L’Autre était moi, de seize à vingt ans. Un pan sinueux et fantôme de ma jeunesse à moi, un pan de ce voile de ma vie, flottait donc ici [ ... ] dans cet endroit, le plus reculé du monde pour moi...

Un périple de lecture d’un long poème en prose vous attend donc.


Régine Detambel Les enfants se défont par l’oreille

Dans quel étrange pays nous entraine Régine Detambel ? celui bien réel du vieillard qui défait les amours d’enfance ; et celui-ci est multiplié par huit : quatre arrière grand-mères : Athéna, Olympe, Diane, Hélisenne, et quatre arrières grand-pères : Donatien, Joachim, Louis et Franz-Gustav.

Et à chaque fois que le narrateur, un jeune garçon esquisse un geste tendre vis- à-vis de sa cousine Eva qui partage donc le même talon de figures aïeules, l’une d’elles survient, maxime en bouche, du genre « Sac percé ne peut tenir la graine » et autres « Dans les petits pots sont les fines épices »

Aussi, le narrateur devenu grand, chaque fois qu’une femme l’a fait rayonner, redoute plus que tout cette voix pleine de "joviale brutalité, et de volupté souveraine, nonchalante, dégustatrice, ancestrale" et lui demande de garder silence.

Le livre, paru chez Fata Morgana [3], outre Lacan déjà cité plus haut et le paradis enfantin où Baudelaire de Dieu, il s’en passe de vertes, ne manquera d’évoquer chez le lecteur la réminiscence des heures d’or et la découverte cruelle de leur fragilité, à la merci du ressentiment de ceux qui ne les vivent plus.

Régine Detambel procède à sa manière, ultra-sensible, avec infiniment d’humour, d’amour des mots, je crains de ne plus entendre congratulations ni joujou de la même façon, et à mon tour je craindrai la survenue d’un Opapa et le bruit de succion de ses pantoufles ainsi que la sentence :

Trop parler nuit, trop gratter cuit.

Comme pour Pandemonium (Gallimard), j’ai éprouvé le sentiment du raffinement oulipien et subi l’effroi de l’inquiétante étrangeté de ces vieillards menaçants empêcheurs d’aimer en rond.

Les dessins de Colette Deblé, ne sont pas des illustrations et donnent eux aussi à penser.


Lee Seong-Bok La transformation poétique de l’humiliation

Ceci n’est pas le titre du recueil de Lee Seong-Bok, traduit du coréen par No Mi-Sug et Alain Génetiot, dans la collection L’Extrême contemporain (Belin).

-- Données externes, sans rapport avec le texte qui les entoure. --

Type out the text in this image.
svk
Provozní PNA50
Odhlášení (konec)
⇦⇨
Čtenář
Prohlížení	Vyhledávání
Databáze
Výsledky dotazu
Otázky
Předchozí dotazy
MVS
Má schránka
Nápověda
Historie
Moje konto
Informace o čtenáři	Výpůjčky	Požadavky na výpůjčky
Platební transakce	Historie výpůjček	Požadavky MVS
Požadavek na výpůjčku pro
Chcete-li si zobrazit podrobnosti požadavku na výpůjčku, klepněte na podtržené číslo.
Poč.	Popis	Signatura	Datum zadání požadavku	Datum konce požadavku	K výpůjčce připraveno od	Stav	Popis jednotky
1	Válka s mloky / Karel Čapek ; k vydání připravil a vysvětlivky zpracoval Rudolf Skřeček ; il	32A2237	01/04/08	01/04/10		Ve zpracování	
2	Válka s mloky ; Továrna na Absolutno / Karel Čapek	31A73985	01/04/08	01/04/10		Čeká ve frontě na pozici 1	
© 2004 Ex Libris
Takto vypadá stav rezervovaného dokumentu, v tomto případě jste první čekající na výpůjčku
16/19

C’est celui d’une postface d’une dizaine de pages, de Kim Hyun qui invite à relire en profondeur « Des choses qui viennent après la douleur » [4], avec pour sous-titre Les eaux bleues de Namhae Gumsan. Ainsi nous est-il précisé :

L’itinéraire du moi décrit par Lee Song-Bok est l’itinéraire d’un rite de passage. La vie humiliée, la mère qui empêche de mourir, le départ pour l’au-delà et le retour, ces quatre étapes constituent l’itinéraire du rite de passage entre l’épreuve et son accomplissement, entre la mort et la renaissance.

Lee Song-Bok [5], lui-même écrivait en juin 1986 :

Au moment où je rassemble ce que j’ai écrit au cours de ces six dernières années, j’ai l’impression d’être sorti par le même chemin en passant par l’autre côté.
Le chemin est long et je n’arrive pas à avancer.

Voici l’ultime poème [76] :

Une femme était ensevelie dans une pierre
J’y suis entré moi aussi pour l’amour d’elle
Un été il a beaucoup plu
Elle a quitté la pierre en pleurant
Le soleil et la lune ont conduit celle qui s’en allait
Seul je reste au bord du ciel bleu de Namhae Gumsan
Seul je suis submergé par les eaux bleues de Namhae Gumsan

Une courte lettre à la poésie (titre choisi par l’auteur), quatrième de couverture dans l’édition originale, le suit dans l’édition française. Elle dit magnifiquement le chemin de déprise du poète pour... une vie qui devient de plus en plus solitaire sans raison...

Etre obligé d’aimer c’est perdre l’amour, et aimer par habitude c’est blasphémer contre l’amour.
© Ronald Klapka _ 24 juillet 2006

[1Henri Meschonnic, Vivre poème, éditions Dumerchez, 2006.

[2Il semble, écrit-elle, que l’on se meuve soi-même dans un passé non seulement historique, mais géographique ; dans un « espace du temps passé ... » La Grande Statuaire

[3Régine Detambel, Colette Deblé(dessins), Les enfants se défont par l’oreille, Fata Morgana, 2006.

Pour un aperçu synthétique de l’oeuvre en cours de Régine Detambel : son site personnel.

[4Lee Seong-Bok, Des choses qui viennent après la douleur, éditions Belin, 2005. A lire aussi, Po&sie n°88, Poésie sud-coréenne, 1999.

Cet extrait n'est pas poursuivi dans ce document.